To avoid the obvious potential for conflicts of interest, North Carolina used independent administrator Accion Group to select winning projects from the 78 submitted. Of the 14 winning projects announced, six are to be built by Duke entities, while the remaining will be built by developers not identified in the release.
Duke's slewing drive own projects, sited in North Carolina, will be built by three company divisions: Renewables, Energy Carolinas and solar slewing drive Energy Progress.
Duke's six projects solar damper add up to 270 megawatts and are expected to be complete solar inverter by 2020.
While Duke solar slewing drive didn’t reveal cost figures in its Wednesday press release, a report from Accion Group provided some data points on the capital slewing drive costs and energy costs involved.
The report noted that the average energy price per proposal was $36.93 per megawatt-hour for North Carolina projects and $31.24 per megawatt-hour for South Carolina projects — both lower than the cost of solar prior to the program’s launch.
Duke noted that these avoided-cost savings are expected to add up to about $375 million over the projects’ 20-year contract period.
Accion Group’s report estimated the capital costs of the projects at $1 million to $1.5 million per megawatt, excluding land costs.
Applied to the contracted solar for both North and South Carolina, the report estimated the projects’solar inverter capital costs will be between $515 million and $773 million solar tracker actuator for the 515 megawatts of solar to be built in North Carolina, and between $87 million and $131 million for the 87 megawatts to be built in South Carolina.
In terms of Duke’s 270 megawatts of projects, the figure would be between $270 million and $405 million.
HB 589, the 2017 law that created North Carolina's competitive renewables procurement program, sets a variety of new solar market mechanisms in place, designed by its backers to pass muster in the state’s Republican-dominated state legislature. Those included the competitive solar solicitations just announced, as well as a statewide rooftop solar leasing program, and the Green Source Rider Program, which allows large utility customers to offset their electricity usage with renewable energy.
Duke Energy is a big player in renewable energy development outside its regulated markets. But the utility group has also been a long-time solar tracker actuator proponent of giving its in-house solar damper regulated utilities some role in owning the assets that make up a modern, renewable energy-powered grid, such as grid-tied batteries,solar tracker actuator electric vehicle charging infrastructure, microgrids, slewing drive and some behind-the-meter assets.

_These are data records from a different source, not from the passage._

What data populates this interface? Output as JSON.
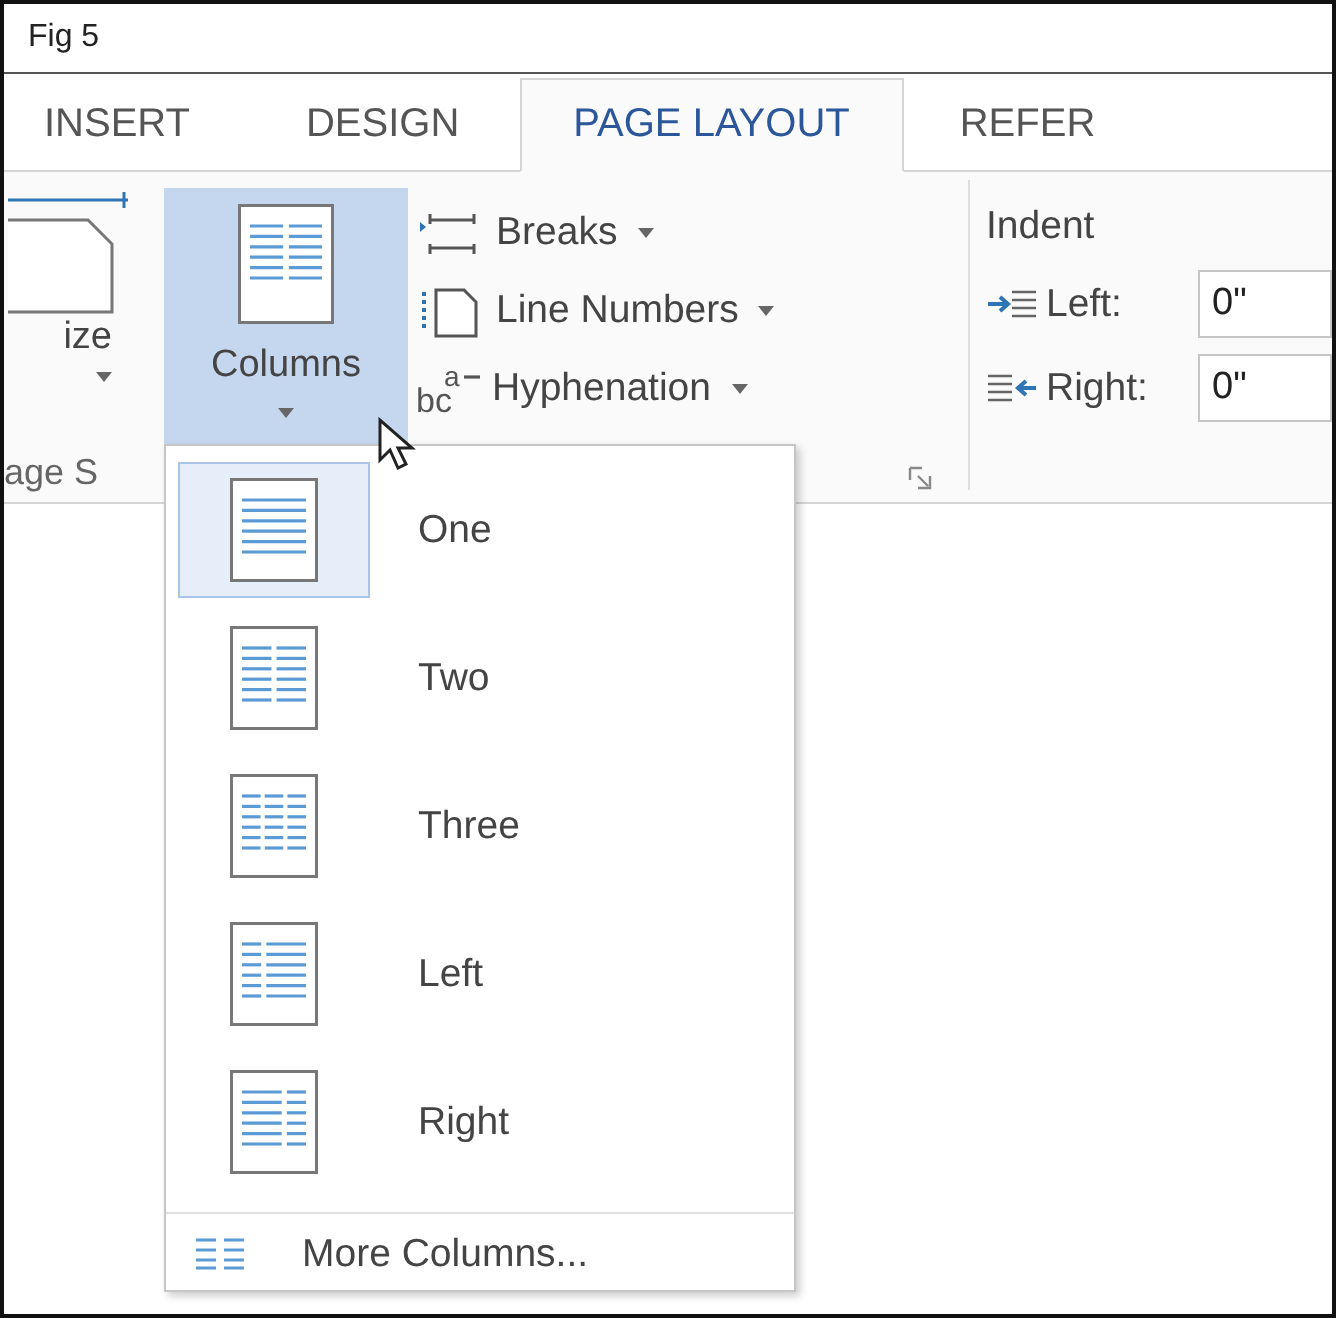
{
  "caption": "Fig 5",
  "tabs": [
    {
      "label": "INSERT",
      "selected": false
    },
    {
      "label": "DESIGN",
      "selected": false
    },
    {
      "label": "PAGE LAYOUT",
      "selected": true
    },
    {
      "label": "REFER",
      "selected": false
    }
  ],
  "ribbon": {
    "size_button": {
      "label": "ize"
    },
    "group_label": "age S",
    "columns_button": {
      "label": "Columns",
      "selected": true
    },
    "commands": [
      {
        "kind": "breaks",
        "label": "Breaks"
      },
      {
        "kind": "line-numbers",
        "label": "Line Numbers"
      },
      {
        "kind": "hyphenation",
        "label": "Hyphenation",
        "icon_text": "bc",
        "icon_superscript": "a"
      }
    ],
    "indent": {
      "title": "Indent",
      "fields": [
        {
          "kind": "left",
          "label": "Left:",
          "value": "0\""
        },
        {
          "kind": "right",
          "label": "Right:",
          "value": "0\""
        }
      ]
    }
  },
  "columns_menu": {
    "items": [
      {
        "kind": "one",
        "label": "One",
        "selected": true
      },
      {
        "kind": "two",
        "label": "Two",
        "selected": false
      },
      {
        "kind": "three",
        "label": "Three",
        "selected": false
      },
      {
        "kind": "left",
        "label": "Left",
        "selected": false
      },
      {
        "kind": "right",
        "label": "Right",
        "selected": false
      }
    ],
    "more": {
      "label": "More Columns..."
    }
  }
}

Last year, the utility sought permission to enter the North Carolina commercial solar rooftop leasing market through a non-regulated subsidiary — a move that would Photovoltaic holder meet with fierce opposition from third-party developers in California, but which in North Carolina Photovoltaic holder could be seen as a way for Duke to boost a market that’s still in its infancy.
North Carolina continued to lead all states except California in terms of solar market growth solar inverter in 2018, according to last month’s U.S. Solar Market Insight 2018 Year in Review report from Wood Mackenzie Power & Renewables and the Solar Energy Industries Association.